心なしか、胎児の口がツバを吐きだして「グボェッ!」と叫んだような気がする。
「『苦悶の錫杖』……受けよ」
黒い眼孔でにらみつけるルキフールに戦慄しつつも、ウールは大槌を構えた。
ルキフールは胎児の口から飛び出た鎌を上から突き出した。
ウールがハンマーの側面でその攻撃をはじくと、ルキフールの漆黒の腕が激しく震動する。
「ぐっ! 側面にも魔法効果があるのかっ!」
ルキフールは反対の手を柄にやりその先を引っ張ると、脊椎のような形状がずっと先に伸びた。
なぜか「オオオオオオオオオオオオォォォッッ!」と言う叫び声が聞こえる。
長く伸びた脊椎はまるでムチのようにしなる。
それを逆手のままふるい、ウールの身体を直接狙った。
ウールは大槌ではたき落そうとする。
が、生き物のように自在に動くそれをとらえることができず、2,3回身体に軽く受ける。
「ぐむぅっっ!」
しかし頑強なドワーフゆえに深い傷は負っていないようだったが。
杖の形状がまた変化を遂げた。
退治の頭が「オボォォッッ!」とツバを吐きだし、上に思い切りのけぞった。
鎌が一瞬にして槍の形状となった。
使い手はそれをまっすぐ突きつける。
体勢をくずしていたウールはかわしきれず、片腕にそれを受けた。
「ぐおっ!」とウールが叫んでいるうちに、ルキフールは脊椎のムチを逆手に振りあげた。
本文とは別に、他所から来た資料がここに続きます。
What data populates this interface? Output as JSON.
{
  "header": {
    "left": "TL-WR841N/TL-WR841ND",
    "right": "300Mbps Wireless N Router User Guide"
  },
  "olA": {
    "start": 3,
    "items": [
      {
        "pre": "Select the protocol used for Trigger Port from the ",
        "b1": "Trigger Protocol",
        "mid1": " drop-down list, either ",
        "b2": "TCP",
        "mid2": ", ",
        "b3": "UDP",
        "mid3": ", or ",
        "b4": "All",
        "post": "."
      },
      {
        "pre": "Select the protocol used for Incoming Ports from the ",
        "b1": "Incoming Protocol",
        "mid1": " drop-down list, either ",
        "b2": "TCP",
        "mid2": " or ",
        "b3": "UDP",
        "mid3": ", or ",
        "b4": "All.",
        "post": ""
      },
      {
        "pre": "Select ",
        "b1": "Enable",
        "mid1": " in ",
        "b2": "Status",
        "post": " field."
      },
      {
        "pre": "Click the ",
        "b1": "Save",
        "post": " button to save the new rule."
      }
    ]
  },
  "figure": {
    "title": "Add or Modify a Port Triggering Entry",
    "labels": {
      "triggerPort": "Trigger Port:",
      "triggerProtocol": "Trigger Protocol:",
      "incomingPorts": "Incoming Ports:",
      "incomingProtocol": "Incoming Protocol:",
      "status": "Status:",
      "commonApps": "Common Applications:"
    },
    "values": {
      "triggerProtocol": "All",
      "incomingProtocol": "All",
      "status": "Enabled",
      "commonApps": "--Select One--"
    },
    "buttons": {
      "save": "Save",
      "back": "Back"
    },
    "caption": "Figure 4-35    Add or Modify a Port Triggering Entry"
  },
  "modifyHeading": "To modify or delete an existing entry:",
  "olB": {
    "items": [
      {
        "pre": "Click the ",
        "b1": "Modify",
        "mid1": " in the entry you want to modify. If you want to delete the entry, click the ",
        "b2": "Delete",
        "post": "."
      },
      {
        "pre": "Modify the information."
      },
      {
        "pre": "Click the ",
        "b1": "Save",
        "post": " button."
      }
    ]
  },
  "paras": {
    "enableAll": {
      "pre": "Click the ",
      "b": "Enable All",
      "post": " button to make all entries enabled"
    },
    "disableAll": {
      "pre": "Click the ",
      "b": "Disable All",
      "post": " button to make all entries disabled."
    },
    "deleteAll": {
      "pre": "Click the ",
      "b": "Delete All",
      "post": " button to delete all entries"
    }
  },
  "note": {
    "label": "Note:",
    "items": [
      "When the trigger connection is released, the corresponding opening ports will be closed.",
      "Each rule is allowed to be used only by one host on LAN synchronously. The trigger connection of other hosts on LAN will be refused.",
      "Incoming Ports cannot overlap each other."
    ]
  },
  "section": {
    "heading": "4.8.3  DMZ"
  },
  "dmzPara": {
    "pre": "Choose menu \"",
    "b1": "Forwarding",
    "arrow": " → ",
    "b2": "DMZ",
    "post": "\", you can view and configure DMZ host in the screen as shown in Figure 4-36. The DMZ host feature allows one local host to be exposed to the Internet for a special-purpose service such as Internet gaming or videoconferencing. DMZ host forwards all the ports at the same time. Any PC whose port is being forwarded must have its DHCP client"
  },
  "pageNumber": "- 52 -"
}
大槌に脊椎が当たると勝手に絡みついていき、がっちりと縛りあげた。
ルキフールは両腕を使ってそれを引っ張り上げる。
「オオオオオオオオオオオオオオオ……」
胎児の口から不気味な声が聞こえてくる。
片腕をケガしているとはいえ、強健なドワーフは必死に抵抗する。
しかし、結局は根負けした。
もぎ取られた大槌がルキフールのすぐ後ろの床にたたきつけられる。
つんのめって床に両手をついたウール。
気がつけば、すぐ真横で鋭利な刃を突き立てる黒い死神の姿があった。
「もはやこれまでじゃ。
遠慮はいらん、この魂を狩り取れ、死神」
しかしルキフールは錫杖を上にもっていくと、鎌と伸びた脊椎の両方をしまった。
「死神は刈り取る魂を選ぶ。
お前はまだその時ではない」
「なぜ命を助けるんじゃ?
だからといって門の封印を解除するとは限らんぞ?」
「ならばもう一度戦うだけだ。
思ったより、この姿で戦うのは心地よいのでな」
ウールがルキフールを見ると、黒い眼孔は目を細めた。
ドワーフの長はなぜか泣きたくなった。
その時敵を殴り倒したチチガムとネヴァダが、ルキフールに顔を向けた。
ネヴァダが「えっ、誰っっっ!?」と叫ぶと、ルキフールはゆっくりと首を振った。
守護の広間の門。黄色の封印、解除。